In present study, we identified five features that may affect the rebound and severity of the COVID-19 epidemic, and constructed models to predict the severity of the rebound of the COVID-19 epidemic in China.
In China, the rebound of COVID-19 has caused tremendous hardships and challenges. As of February 3, 2021, 33.1 million COVID-19 vaccine doses have been distributed in the mainland of China (13). However, the COVID-19 rebounds are still occurring. For each COVID-19 rebound, the number of infected people and the duration are different. Some studies analyzed the associations between the outcomes of COVID-19 and socioeconomic and environmental factors (14, 15). Based on the empirical evidence, we speculated that socioeconomic and environmental factors may confer the heterogeneity of COVID-19 rebound among regions.
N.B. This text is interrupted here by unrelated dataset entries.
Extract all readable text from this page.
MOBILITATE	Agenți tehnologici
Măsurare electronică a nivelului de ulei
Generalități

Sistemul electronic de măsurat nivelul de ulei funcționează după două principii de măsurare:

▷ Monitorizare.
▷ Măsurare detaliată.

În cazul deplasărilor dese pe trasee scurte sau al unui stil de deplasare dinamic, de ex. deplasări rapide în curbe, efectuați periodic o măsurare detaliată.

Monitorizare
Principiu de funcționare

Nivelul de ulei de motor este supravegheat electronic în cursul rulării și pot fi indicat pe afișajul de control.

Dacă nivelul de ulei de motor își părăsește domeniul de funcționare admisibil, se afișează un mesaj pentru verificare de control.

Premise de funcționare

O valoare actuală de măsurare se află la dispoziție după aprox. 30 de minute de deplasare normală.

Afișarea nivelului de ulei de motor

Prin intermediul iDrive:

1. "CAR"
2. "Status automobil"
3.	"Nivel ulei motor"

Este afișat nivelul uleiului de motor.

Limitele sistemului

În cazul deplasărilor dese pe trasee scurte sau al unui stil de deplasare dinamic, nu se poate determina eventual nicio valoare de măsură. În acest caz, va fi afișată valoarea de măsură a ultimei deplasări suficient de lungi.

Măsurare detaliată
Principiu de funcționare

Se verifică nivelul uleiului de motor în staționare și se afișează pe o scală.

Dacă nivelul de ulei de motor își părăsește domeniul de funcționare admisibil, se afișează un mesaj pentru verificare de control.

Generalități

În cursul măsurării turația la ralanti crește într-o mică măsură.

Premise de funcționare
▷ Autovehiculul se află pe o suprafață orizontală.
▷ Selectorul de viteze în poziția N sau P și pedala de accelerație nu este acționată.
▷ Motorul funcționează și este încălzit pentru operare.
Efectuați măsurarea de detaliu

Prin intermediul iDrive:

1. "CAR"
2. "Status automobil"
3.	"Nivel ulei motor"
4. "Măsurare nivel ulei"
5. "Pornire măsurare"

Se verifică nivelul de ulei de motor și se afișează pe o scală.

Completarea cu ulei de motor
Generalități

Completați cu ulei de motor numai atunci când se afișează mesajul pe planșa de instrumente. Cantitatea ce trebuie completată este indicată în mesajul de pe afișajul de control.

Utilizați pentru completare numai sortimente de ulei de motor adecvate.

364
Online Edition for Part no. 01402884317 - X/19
First, we analyzed external data that may cause the rebound of the COVID-19 in China by the dimensionality reduction and clustering methods. A larger eigenvector value represents a strong correlation between the corresponding factors and the rebound of the COVID-19. The PCA results showed that there exist strong associations of the number of neighbouring countries and the total number of COVID-19 cases in neighbouring countries with rebound of COVID-19. Additionally, we found that cities with the number of cases above the average were concentrated in tier 2 and tier 3 cities. Remarkably, differences between tier 2 or tier 3 cities and tier 1 cities are reflected in internal factors such as medical level, demographic characteristics, and meteorological characteristics. Second, we explored the correlations among factors, and found that there were strong correlations among internal factors. In addition, there were strong correlations between transportation related factors and internal factors. Therefore, we divided these factors into nine categories (“air”, “cargo”, “serve”, “foreign”, “unemployed”, “older”, “urbanratio”, “sexratio”, “aquatic”) to reflect the characteristics of a city from different aspects.
To measure the severity of the COVID-19 epidemic, we should not only consider the absolute number of infected people, but also the density of infected population, and the duration of epidemic. Thus, we chose incidence density as the response variable to select five optimal features (“urbanratio”, “unemploy”, “older”, “serve”, and “air”) based on importance score in Random Forest model, and XGBOOST model.
We define “air” as an index that can reflect the comprehensive meteorological characteristics. Associations between meteorological factors and COVID-19 have been discussed in previous studies(16–18). Chien et al. found that temperature, minimum relative humidity, and precipitation can address the impact of meteorological factors on COVID-19, and increasing temperature and precipitation likely can reduce the risk of COVID-19(16). Raza et al. also reported that precipitation and humidity may confer the reduction in COVID-19 cases, and temperature may associate with the increase of COVID-19 cases(18). In this study, we documented that the meteorological factors can be used as a factor to predict the incidence density of COVID-19 rebound.
Synthetic feature “serve” is defined as an indicator reflecting the overall development level of a city including economic level, medical level and service level of a city. We found that this feature showed the highest importance scores both in Random Forest model and XGBOOST model, which indicated that feature “serve” conferred the most of incidence density of COVID-19. In general, due to the large population flow, prosperous cities are more likely to have imported cases, which will lead to the rebound of the COVID-19. However, prosperous cities tend to have higher medical levels and medical resources, and better prevention and control managements, which may contribute to avoiding a serious COVID-19 epidemic.
Additionally, feature “sexratio” and “urbanratio” reflect the demographic characteristics of cities. Understanding the sex differences in COVID-19 severity requires recognitions of both biological and social factors. Sex hormones play an important role in immune regulation, and females can produce greater inflammation and humoral immune response to viral infections(19–23), which may confer the gender differences in the severity of COVID‐19. In addition, gender differences in smoking rate has been suggested to contribute to differences in virus susceptibility and progression (24). Additionally, the mobility and agglomeration of population in cities or towns are often greater than those in rural areas. Thus, a higher urbanization level may confer a higher epidemic risk and faster virus transmission.
With the public data, we demonstrated that the prediction model based on machine learning method can provide insights for the resource planning of health care services to address the burden of COVID-19 pandemic. We constructed three concise models based on the five optimal features. The RF model showed the largest AUC while the traditional logistic regression model was the smallest, which means in our study, RF model is optimal for predicting the severity of COVID‐19 rebound. In China, sporadic cases with positive SARS-CoV-2 across the country are still emerging. Our study may provide a novel insight into the urgent problem: how to balance the effectiveness of control and the negative impact of control.